Spintronics to assist future electronics
Scientists at the University of Nottingham have developed a new material which, it is hoped, will provide more processing power and a lower energy cost in electronic devices.
The research, which is part-funded by the European Research Council in collaboration with the Institute of Physics ASCR (Prague), has helped to develop a new antiferromagnetic spintronic (spin transport electronics) material – tetragonal CuMnAs. Where conventional electronics rely only on the charge property of electrons, spintronics makes use of another fundamental quantity of electrons termed ‘spin’. In antiferromagnets, electron spins on adjacent atoms tend to cancel each other out. It is therefore surprising that they can perform an active role in spintronic devices. However, recent calculations and experiments have indicated a range of new physical phenomena associated with antiferromagnets, potential memory and sensing applications.

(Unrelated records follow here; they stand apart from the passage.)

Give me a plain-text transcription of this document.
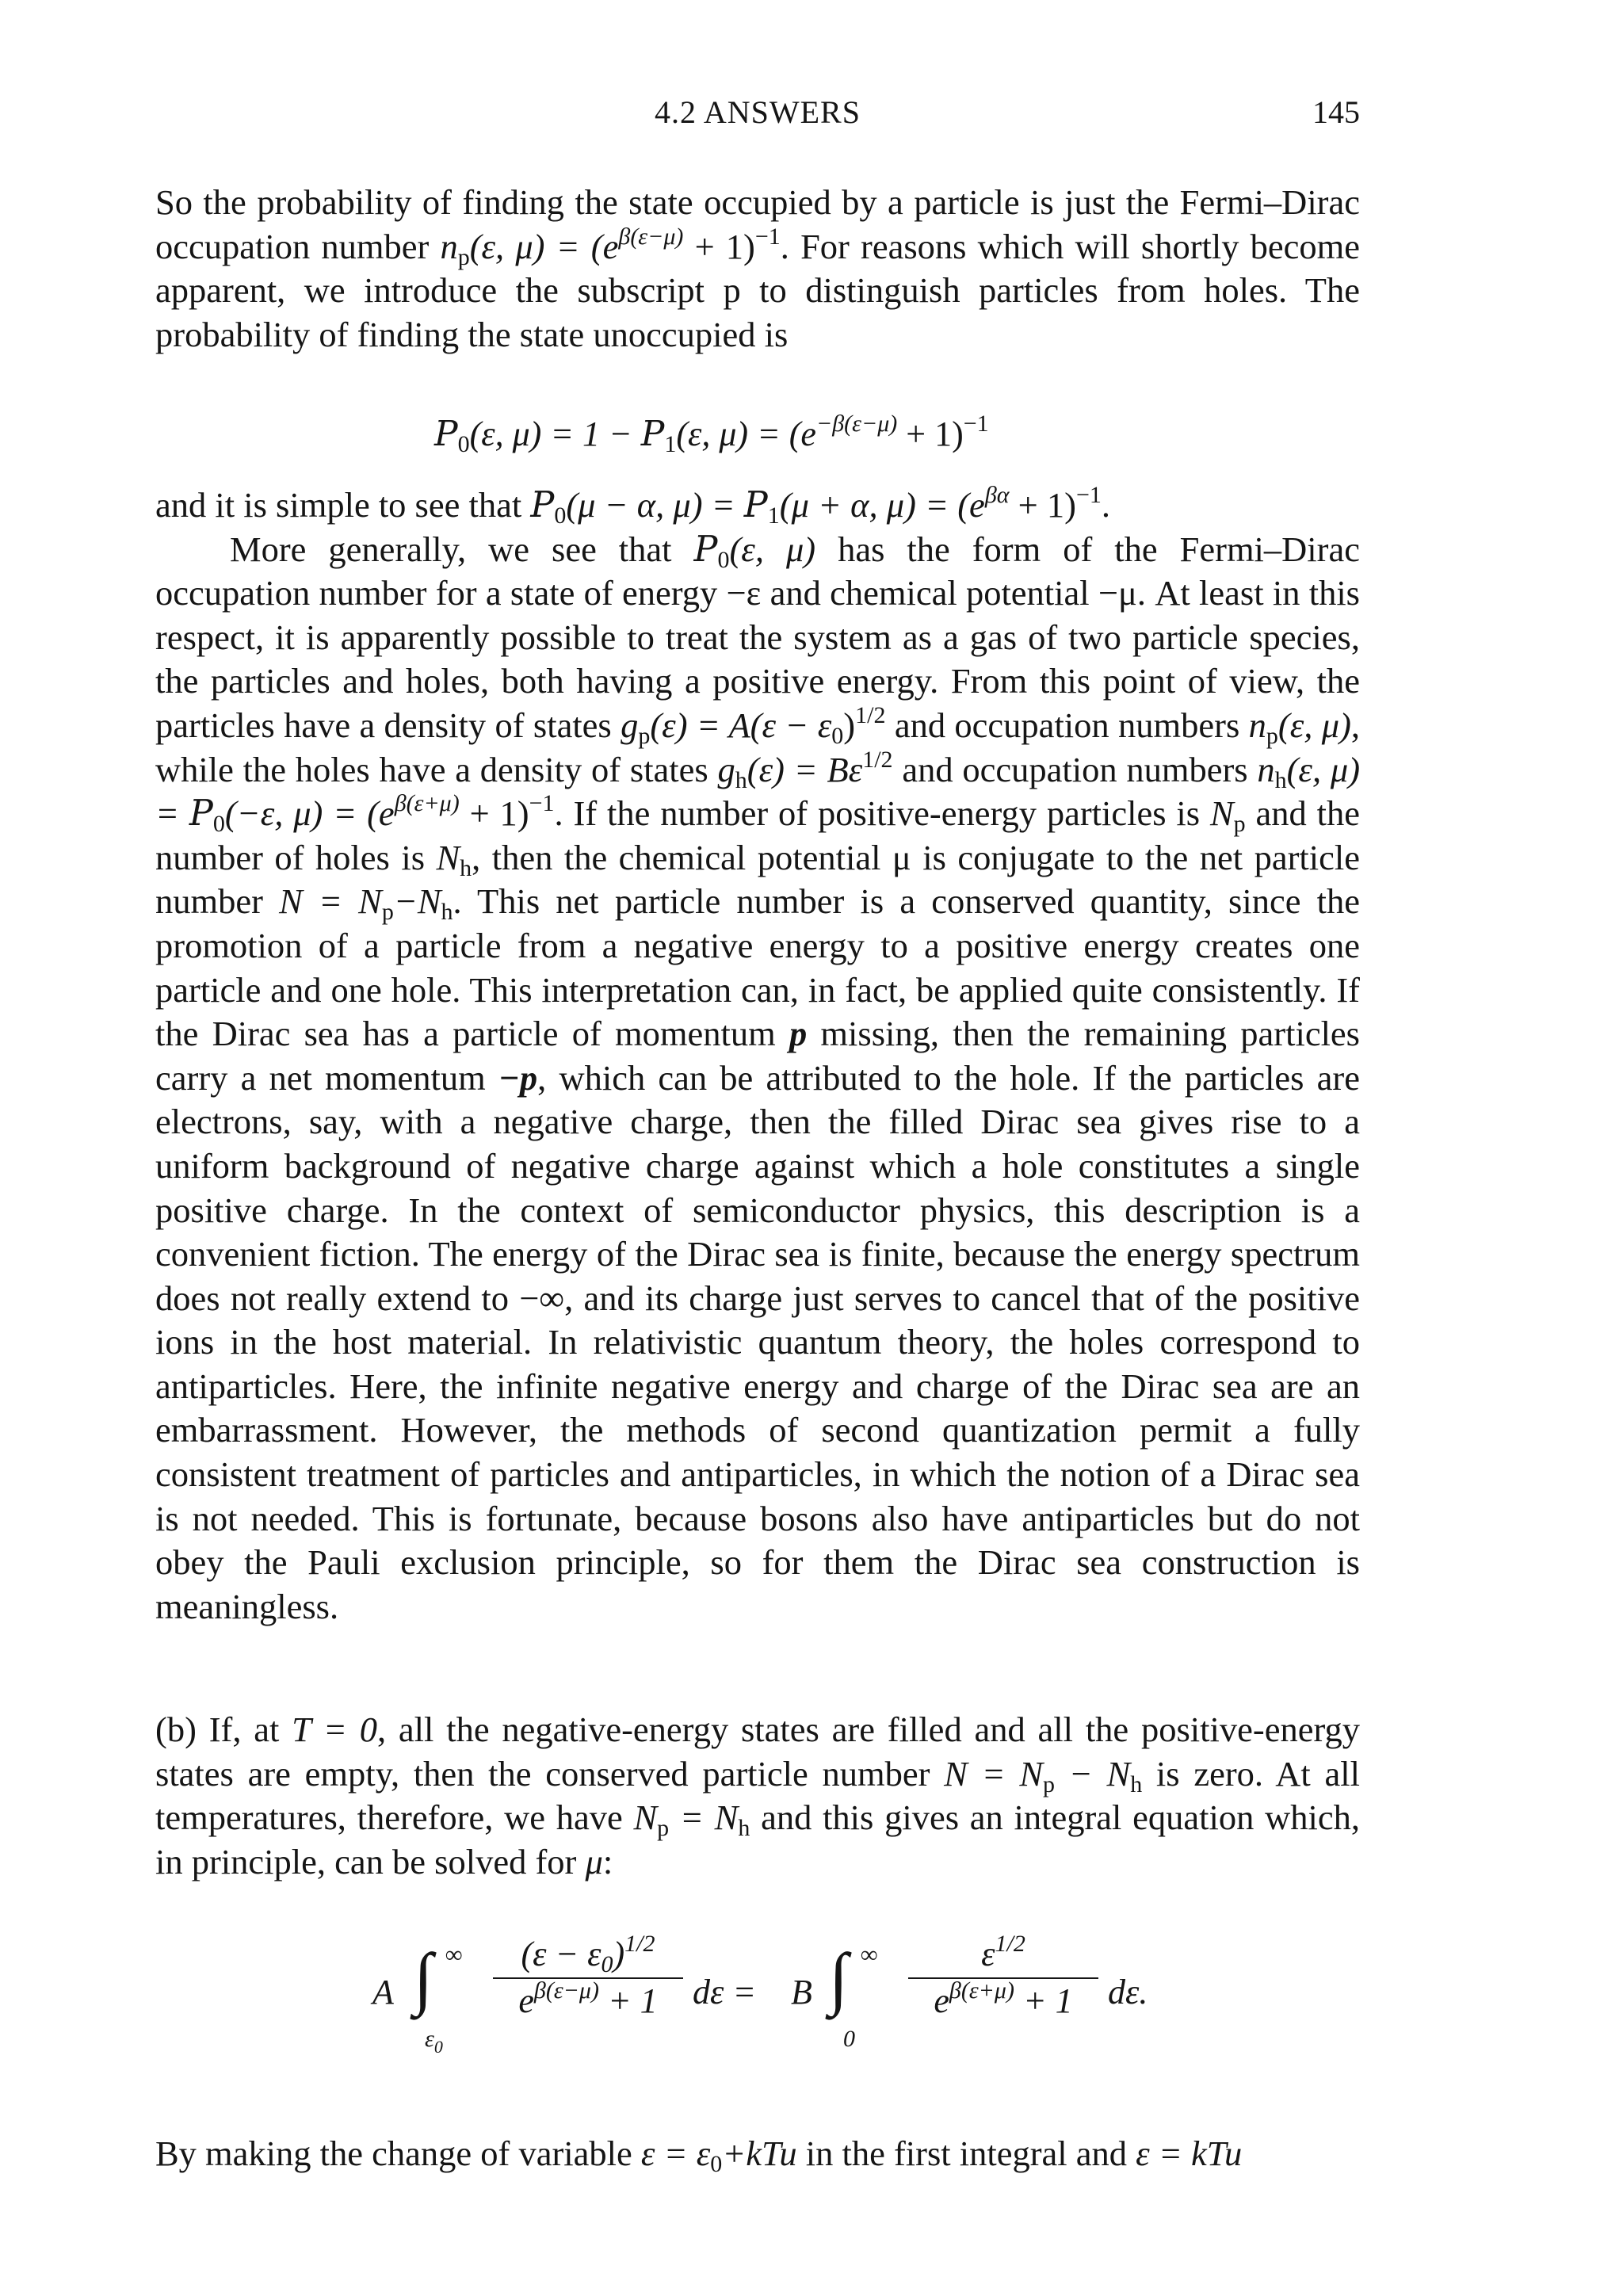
4.2 ANSWERS	145

So the probability of finding the state occupied by a particle is just the Fermi–Dirac occupation number $n_p(\varepsilon$, $\mu) = (e^{\beta(\varepsilon-\mu)} + 1)^{-1}$. For reasons which will shortly become apparent, we introduce the subscript p to distinguish particles from holes. The probability of finding the state unoccupied is

$P_0(\varepsilon$, $\mu) = 1 - P_1(\varepsilon$, $\mu) = (e^{-\beta(\varepsilon-\mu)} + 1)^{-1}$

and it is simple to see that $P_0(\mu - \alpha$, $\mu) = P_1(\mu + \alpha$, $\mu) = (e^{\beta\alpha} + 1)^{-1}$.

More generally, we see that $P_0(\varepsilon$, μ) has the form of the Fermi–Dirac occupation number for a state of energy −ε and chemical potential −μ. At least in this respect, it is apparently possible to treat the system as a gas of two particle species, the particles and holes, both having a positive energy. From this point of view, the particles have a density of states $g_p(\varepsilon) = A(\varepsilon - \varepsilon_0)^{1/2}$ and occupation numbers $n_p(\varepsilon$, μ), while the holes have a density of states $g_h(\varepsilon) = B\varepsilon^{1/2}$ and occupation numbers $n_h(\varepsilon$, $\mu) = P_0(-\varepsilon$, $\mu) = (e^{\beta(\varepsilon+\mu)} + 1)^{-1}$. If the number of positive-energy particles is $N_p$ and the number of holes is $N_h$, then the chemical potential μ is conjugate to the net particle number $N = N_p-N_h$. This net particle number is a conserved quantity, since the promotion of a particle from a negative energy to a positive energy creates one particle and one hole. This interpretation can, in fact, be applied quite consistently. If the Dirac sea has a particle of momentum p missing, then the remaining particles carry a net momentum −p, which can be attributed to the hole. If the particles are electrons, say, with a negative charge, then the filled Dirac sea gives rise to a uniform background of negative charge against which a hole constitutes a single positive charge. In the context of semiconductor physics, this description is a convenient fiction. The energy of the Dirac sea is finite, because the energy spectrum does not really extend to −∞, and its charge just serves to cancel that of the positive ions in the host material. In relativistic quantum theory, the holes correspond to antiparticles. Here, the infinite negative energy and charge of the Dirac sea are an embarrassment. However, the methods of second quantization permit a fully consistent treatment of particles and antiparticles, in which the notion of a Dirac sea is not needed. This is fortunate, because bosons also have antiparticles but do not obey the Pauli exclusion principle, so for them the Dirac sea construction is meaningless.

(b) If, at T = 0, all the negative-energy states are filled and all the positive-energy states are empty, then the conserved particle number $N = N_p - N_h$ is zero. At all temperatures, therefore, we have $N_p = N_h$ and this gives an integral equation which, in principle, can be solved for μ:

A ∫ ∞
$\varepsilon_0$
$(\varepsilon - \varepsilon_0)^{1/2}$
$e^{\beta(\varepsilon-\mu)} + 1$	dε = B ∫ ∞
0
$\varepsilon^{1/2}$
$e^{\beta(\varepsilon+\mu)} + 1$	dε.

By making the change of variable $\varepsilon = \varepsilon_0+kTu$ in the first integral and ε = kTu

This new material, with high crystal quality and compatibility with existing semiconductors, is a promising candidate material for the new field of antiferromagnetic spintronics.

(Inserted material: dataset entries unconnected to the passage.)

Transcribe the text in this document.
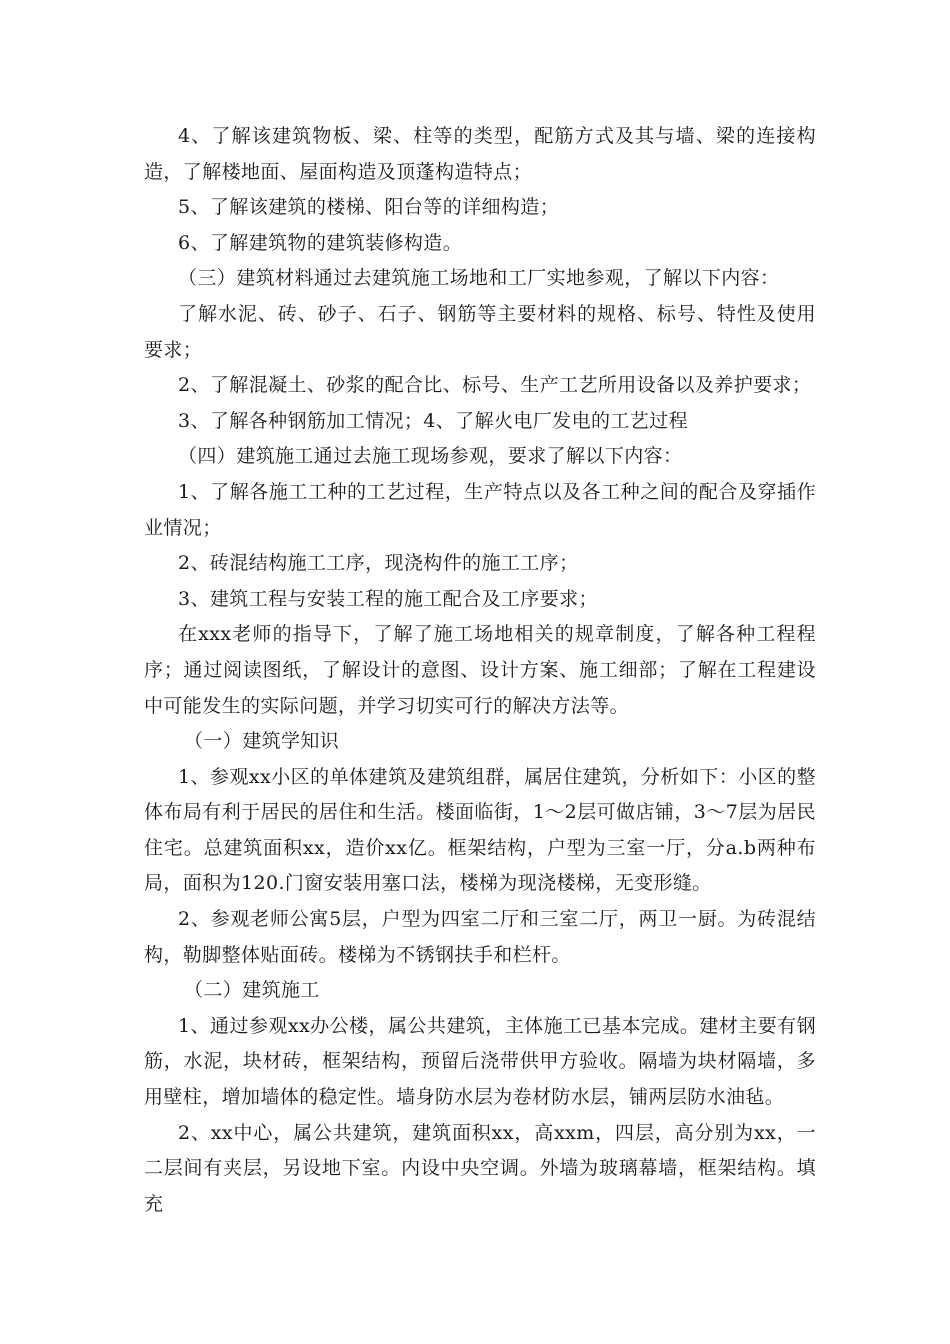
4、了解该建筑物板、梁、柱等的类型，配筋方式及其与墙、梁的连接构造，了解楼地面、屋面构造及顶蓬构造特点；

5、了解该建筑的楼梯、阳台等的详细构造；

6、了解建筑物的建筑装修构造。

（三）建筑材料通过去建筑施工场地和工厂实地参观，了解以下内容：

了解水泥、砖、砂子、石子、钢筋等主要材料的规格、标号、特性及使用要求；

2、了解混凝土、砂浆的配合比、标号、生产工艺所用设备以及养护要求；

3、了解各种钢筋加工情况；4、了解火电厂发电的工艺过程

（四）建筑施工通过去施工现场参观，要求了解以下内容：

1、了解各施工工种的工艺过程，生产特点以及各工种之间的配合及穿插作业情况；

2、砖混结构施工工序，现浇构件的施工工序；

3、建筑工程与安装工程的施工配合及工序要求；

在xxx老师的指导下，了解了施工场地相关的规章制度，了解各种工程程序；通过阅读图纸，了解设计的意图、设计方案、施工细部；了解在工程建设中可能发生的实际问题，并学习切实可行的解决方法等。

（一）建筑学知识

1、参观xx小区的单体建筑及建筑组群，属居住建筑，分析如下：小区的整体布局有利于居民的居住和生活。楼面临街，1～2层可做店铺，3～7层为居民住宅。总建筑面积xx，造价xx亿。框架结构，户型为三室一厅，分a.b两种布局，面积为120.门窗安装用塞口法，楼梯为现浇楼梯，无变形缝。

2、参观老师公寓5层，户型为四室二厅和三室二厅，两卫一厨。为砖混结构，勒脚整体贴面砖。楼梯为不锈钢扶手和栏杆。

（二）建筑施工

1、通过参观xx办公楼，属公共建筑，主体施工已基本完成。建材主要有钢筋，水泥，块材砖，框架结构，预留后浇带供甲方验收。隔墙为块材隔墙，多用壁柱，增加墙体的稳定性。墙身防水层为卷材防水层，铺两层防水油毡。

2、xx中心，属公共建筑，建筑面积xx，高xxm，四层，高分别为xx，一二层间有夹层，另设地下室。内设中央空调。外墙为玻璃幕墙，框架结构。填充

Most modern electronic devices are based on conventional semiconductor logic technology, which relies on the presence or absence of electrons carrying charge to operate. On the other hand, many forms of memory, conventional hard disks for example, use magnetism to store data.
Dr Peter Wadley of the University of Nottingham said: “For a long time it has been the desire of physicists and industry to combine these two properties – the logic functionality of semiconductors with the storage capability of magnets – into a single material. In spintronics, you rely not only on the presence or absence of charge, but also on a fundamental quantum property of electrons called their ‘spin’.
“Looking at antiferromagnets as an active component of spintronic devices opens up a whole new array of material systems to explore, many of which have high critical temperatures. With CuMnAs we now have a very nice system for exploring the new field of antiferromagnetic spintronics,” Dr Wadley added.
Spintronics offers the possibility of lower power consumption which enables higher density computation and storage. Antiferromagnets have no associated magnetic field, antiferromagnetic spintronics means individual devices do not interact with one another and, in theory, they can therefore be packed together even more densely.
The research is published in the journal Nature Communications.